13 March 2021, 2pm | Centre for Stories
Cool Change operates on the unceded sovereign lands of the Whadjuk Noongar Bibbulmun people. We recognise thousands of years of culture and custodianship in this region, and pay our respects to Elders past, present and future. This always was and always will be Aboriginal land.
Join us for a rose bouquet of good taste to hear artists Chiluba Young, Jade O’Sullivan and Andrew J Williams in conversation about their work for the exhibition the hands should have no peace, co-presented by Cool Change Contemporary and Perth Festival. Facilitated by Aisyah Aaqil Sumito.
This event is free, however, capacity is strictly limited, so please make sure to register a ticket.
About the exhibition
the hands should have no peace encapsulates the embodied procession of place, narrative and defiance, channelled through the variant practices of Pony, Leila Doneo Baptist, Claudia Nicholson, Jade O’Sullivan, Andrew J Williams and Chiluba Young.

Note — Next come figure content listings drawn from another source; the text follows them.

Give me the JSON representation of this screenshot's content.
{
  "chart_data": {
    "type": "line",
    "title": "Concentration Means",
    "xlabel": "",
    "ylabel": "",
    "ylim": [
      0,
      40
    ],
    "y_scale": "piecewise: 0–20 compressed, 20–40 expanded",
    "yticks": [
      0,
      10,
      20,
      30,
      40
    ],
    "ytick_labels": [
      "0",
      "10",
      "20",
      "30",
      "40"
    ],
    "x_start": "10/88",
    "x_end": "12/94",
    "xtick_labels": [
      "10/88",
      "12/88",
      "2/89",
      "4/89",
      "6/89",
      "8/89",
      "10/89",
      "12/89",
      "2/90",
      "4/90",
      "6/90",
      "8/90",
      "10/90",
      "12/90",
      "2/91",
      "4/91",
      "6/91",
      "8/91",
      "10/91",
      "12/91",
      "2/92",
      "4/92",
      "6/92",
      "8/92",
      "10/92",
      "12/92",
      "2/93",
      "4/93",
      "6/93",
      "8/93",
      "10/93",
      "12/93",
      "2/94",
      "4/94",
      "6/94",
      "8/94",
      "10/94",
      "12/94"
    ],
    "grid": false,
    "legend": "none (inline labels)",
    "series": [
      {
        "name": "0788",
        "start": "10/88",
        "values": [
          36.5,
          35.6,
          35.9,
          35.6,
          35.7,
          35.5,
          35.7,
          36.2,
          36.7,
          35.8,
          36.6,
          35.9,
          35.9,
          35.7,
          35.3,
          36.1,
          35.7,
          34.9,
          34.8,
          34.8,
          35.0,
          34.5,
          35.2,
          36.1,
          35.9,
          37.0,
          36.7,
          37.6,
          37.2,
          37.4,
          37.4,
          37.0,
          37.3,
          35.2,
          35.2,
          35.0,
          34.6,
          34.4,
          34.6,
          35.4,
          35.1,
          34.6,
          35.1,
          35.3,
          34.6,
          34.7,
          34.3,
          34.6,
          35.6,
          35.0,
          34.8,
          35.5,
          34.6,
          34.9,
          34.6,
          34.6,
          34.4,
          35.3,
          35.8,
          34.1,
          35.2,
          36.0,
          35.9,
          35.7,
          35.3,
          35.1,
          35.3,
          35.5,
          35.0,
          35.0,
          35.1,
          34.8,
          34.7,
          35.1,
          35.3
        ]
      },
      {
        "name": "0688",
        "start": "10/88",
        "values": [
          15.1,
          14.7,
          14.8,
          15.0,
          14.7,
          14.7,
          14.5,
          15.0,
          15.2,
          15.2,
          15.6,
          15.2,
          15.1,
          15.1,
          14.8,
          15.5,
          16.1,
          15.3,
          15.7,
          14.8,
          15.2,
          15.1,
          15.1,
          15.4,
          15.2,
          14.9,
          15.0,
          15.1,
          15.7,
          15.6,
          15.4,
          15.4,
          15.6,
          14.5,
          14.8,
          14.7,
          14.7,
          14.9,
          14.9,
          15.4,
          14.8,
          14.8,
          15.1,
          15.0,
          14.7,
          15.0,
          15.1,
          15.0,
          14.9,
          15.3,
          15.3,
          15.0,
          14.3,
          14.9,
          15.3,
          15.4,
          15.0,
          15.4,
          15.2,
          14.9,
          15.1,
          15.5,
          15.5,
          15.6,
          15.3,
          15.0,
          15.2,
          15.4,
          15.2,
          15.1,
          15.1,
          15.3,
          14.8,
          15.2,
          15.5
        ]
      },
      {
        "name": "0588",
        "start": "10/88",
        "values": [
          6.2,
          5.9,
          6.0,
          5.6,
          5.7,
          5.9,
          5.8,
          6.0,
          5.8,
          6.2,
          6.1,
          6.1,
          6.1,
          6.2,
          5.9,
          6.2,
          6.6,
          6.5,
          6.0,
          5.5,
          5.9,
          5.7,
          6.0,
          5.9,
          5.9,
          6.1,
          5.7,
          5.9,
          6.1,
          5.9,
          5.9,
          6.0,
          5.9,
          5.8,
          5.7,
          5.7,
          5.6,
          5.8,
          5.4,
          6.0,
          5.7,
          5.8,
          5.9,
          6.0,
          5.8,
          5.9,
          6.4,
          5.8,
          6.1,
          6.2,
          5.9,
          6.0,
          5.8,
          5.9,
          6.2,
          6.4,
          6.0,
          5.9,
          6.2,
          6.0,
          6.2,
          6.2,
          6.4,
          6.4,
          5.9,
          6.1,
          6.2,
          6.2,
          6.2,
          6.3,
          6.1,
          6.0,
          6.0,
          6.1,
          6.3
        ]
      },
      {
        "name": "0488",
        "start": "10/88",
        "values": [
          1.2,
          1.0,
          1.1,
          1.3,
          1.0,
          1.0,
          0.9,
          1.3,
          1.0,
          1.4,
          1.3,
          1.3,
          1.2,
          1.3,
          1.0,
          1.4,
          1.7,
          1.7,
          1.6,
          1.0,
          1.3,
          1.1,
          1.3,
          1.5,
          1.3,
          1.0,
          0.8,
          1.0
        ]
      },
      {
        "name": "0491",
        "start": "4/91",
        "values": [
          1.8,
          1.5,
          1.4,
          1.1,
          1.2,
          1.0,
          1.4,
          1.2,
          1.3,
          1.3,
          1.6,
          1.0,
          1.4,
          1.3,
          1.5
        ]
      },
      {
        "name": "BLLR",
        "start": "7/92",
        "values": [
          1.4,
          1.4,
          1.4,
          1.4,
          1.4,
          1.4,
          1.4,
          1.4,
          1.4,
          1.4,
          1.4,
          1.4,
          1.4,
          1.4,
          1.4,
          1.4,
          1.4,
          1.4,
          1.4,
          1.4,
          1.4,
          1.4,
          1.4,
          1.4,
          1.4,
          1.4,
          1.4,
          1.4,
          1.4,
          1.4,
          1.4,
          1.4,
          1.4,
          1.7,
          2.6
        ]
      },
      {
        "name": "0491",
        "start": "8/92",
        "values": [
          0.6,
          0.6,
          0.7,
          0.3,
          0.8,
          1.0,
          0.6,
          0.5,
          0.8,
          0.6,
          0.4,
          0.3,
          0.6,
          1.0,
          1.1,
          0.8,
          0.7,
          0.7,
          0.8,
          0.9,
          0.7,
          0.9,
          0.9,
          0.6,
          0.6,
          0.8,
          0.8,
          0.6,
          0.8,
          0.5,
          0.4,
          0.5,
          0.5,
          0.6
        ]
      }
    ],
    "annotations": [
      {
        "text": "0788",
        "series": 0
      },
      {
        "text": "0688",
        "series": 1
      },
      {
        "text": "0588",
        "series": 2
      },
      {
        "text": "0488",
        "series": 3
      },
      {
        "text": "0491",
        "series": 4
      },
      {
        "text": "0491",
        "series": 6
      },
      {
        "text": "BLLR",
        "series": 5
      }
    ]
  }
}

Hands have a capacity to make and to touch, dangle fingers through a perpetually running creek, to be intimate, to love, to give and to take, to inflict great harm, to mitigate generational cycles of trauma, to heal. Hands are the restless always-moving, wiggling movers, changers and feelers. the hands should have no peace, and subsequently a rose bouquet of good taste, find their names from an excerpt from Nobel and Pulitzer Prize-winning author Toni Morrison’s novel Sula, which describes how the mind, body and community express loss and grief.
A Perth Festival event supported by Visual Arts Program Partner Wesfarmers Arts.
About the speakers
Andrew grew up on Ngarluma country in the Pilbara region of Western Australia to migrant parents. His early life was moulded in an archipelagic state, and he sought to connect to the mainland after high school finished. After a decade of working in different music projects around Perth, a change of trajectory was pursued in North America. What started as a romantic inquest, turned into an unofficial mentorship in heritage restoration by master craftsmen in Vancouver, British Columbia. Working on several notable projects across the continent, including a restaurant by award-winning designer Joyce Wang, an appetite for design in construction had aggregated, and now Andrew has returned to Perth to gain qualifications venturing deeper in this field. This will be his first foray into expressing his passion for material in a less technical, more artistic application.
Chiluba is a Zambian photographer based in Boorloo (Perth) currently studying biomedical science at The University of Western Australia. She has exhibited her work at Perth Centre of Photography in 2020, Paper Mountain in 2020 for her first solo exhibition, and Blue Room Theatre in 2019. Young enjoys photographing black women, drawing inspiration from the subjects she photographs.
Jade is a Noongar artist based in Boorloo (Perth), she is also a mother who loves playing wheelchair basketball. She explores all art-forms in her practice, with a particular focus on painting and drawing. She has exhibited her work in Revealed 2019 (Fremantle Arts Centre), and Djookian NAIDOC week 2018 (Gallery Central) and NAIDOC week 2019.
Venue Accessibility
Centre for Stories has a ramp to the main entrance and a unisex bathroom which is wheelchair accessible (RH). The space is air conditioned and seating with backs will be provided. Please reach out to us, or leave a note in your registration if you have any access requirements that we can work to accomodate.